42nd Putnam 1981

Problem B6

Let P be a convex polygon each of whose sides touches a circle C of radius 1. Let A be the set of points which are a distance 1 or less from P. If (x, y) is a point of A, let f(x, y) be the number of points in which a unit circle center (x, y) intersects P (so certainly f(x, y) ≥ 1). What is sup 1/|A| ∫A f(x, y) dx dy, where the sup is taken over all possible polygons P?



Answer: 8/3.

Construct a rectangle on each side of P, with the other dimension of each rectangle 1. Between each adjacent pair of rectangles construct a sector radius 1, center the common vertex. Then A comprises the interior of P, the rectangles and the sectors. By joining each vertex of P to the center of C we divide the interior of P into triangles, each with area 1/2 x length of side. So the area of P = k/2, where k is the perimeter of P. Obviously, the area of the rectangles is k and since the sectors form a circle their area is π. So |A| = π + 3k/2.
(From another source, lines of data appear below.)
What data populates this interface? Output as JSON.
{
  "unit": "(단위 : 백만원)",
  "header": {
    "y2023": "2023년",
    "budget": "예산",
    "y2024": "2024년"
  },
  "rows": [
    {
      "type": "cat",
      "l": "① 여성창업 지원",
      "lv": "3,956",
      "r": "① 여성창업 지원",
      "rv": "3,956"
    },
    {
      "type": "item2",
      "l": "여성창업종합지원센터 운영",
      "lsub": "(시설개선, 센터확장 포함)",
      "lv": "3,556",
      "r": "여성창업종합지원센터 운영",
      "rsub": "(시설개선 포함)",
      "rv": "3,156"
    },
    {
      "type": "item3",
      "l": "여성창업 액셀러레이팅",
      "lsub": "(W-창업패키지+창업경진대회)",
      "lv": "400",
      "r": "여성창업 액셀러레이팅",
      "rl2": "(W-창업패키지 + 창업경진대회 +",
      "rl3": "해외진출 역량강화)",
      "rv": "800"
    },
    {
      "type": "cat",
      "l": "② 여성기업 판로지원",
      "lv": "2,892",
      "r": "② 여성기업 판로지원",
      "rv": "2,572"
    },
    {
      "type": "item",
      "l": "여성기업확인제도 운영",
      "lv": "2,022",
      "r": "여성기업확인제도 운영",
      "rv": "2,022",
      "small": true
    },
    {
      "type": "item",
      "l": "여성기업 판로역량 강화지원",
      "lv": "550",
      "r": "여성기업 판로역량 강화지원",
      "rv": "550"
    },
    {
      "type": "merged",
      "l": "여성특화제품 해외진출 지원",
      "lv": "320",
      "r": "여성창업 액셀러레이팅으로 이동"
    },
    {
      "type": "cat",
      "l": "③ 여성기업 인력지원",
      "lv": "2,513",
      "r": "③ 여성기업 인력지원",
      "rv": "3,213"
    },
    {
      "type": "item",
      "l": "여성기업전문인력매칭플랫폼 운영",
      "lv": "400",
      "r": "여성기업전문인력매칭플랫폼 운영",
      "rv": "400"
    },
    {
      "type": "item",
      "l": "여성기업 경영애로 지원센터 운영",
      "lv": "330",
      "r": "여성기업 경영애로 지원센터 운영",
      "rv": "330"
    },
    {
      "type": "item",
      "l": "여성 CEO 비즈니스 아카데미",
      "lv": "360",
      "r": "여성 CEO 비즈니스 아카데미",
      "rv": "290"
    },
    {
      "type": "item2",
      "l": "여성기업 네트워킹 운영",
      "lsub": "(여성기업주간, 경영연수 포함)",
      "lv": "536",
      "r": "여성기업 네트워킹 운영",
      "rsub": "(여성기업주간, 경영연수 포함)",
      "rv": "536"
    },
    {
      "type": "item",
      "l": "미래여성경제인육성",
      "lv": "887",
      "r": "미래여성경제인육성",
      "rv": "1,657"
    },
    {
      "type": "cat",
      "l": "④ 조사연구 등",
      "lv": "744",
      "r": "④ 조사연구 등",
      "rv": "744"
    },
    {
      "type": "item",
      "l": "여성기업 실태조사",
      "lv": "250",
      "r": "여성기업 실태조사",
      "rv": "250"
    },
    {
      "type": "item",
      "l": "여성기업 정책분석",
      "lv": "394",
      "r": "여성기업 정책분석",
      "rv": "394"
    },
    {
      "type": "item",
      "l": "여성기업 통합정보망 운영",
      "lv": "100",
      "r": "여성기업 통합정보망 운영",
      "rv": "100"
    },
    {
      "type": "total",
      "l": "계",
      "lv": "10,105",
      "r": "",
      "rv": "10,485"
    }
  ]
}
The center of a unit circle which cuts a segment length δx must lie in one of two crescents centered on δx, which have total area 4δx. We may now integrate around P to get the area 4k. In this integration points are counted multiple times if the unit circles centered on them intersect P multiple times. In fact, the integral is exactly ∫A f(x, y) dx dy. Note that most unit circles meeting P will meet it twice, but those with centres near a vertex may meet it 4 times.

Thus 1/|A| ∫A f(x, y) dx dy = 4k/(π + 3k/2) = 8/(3 + 2π/k). So clearly 8/3 is an upper bound. But we can make k arbitrarily large (by taking one vertex of P off to infinity), so 8/3 is also the least upper bound.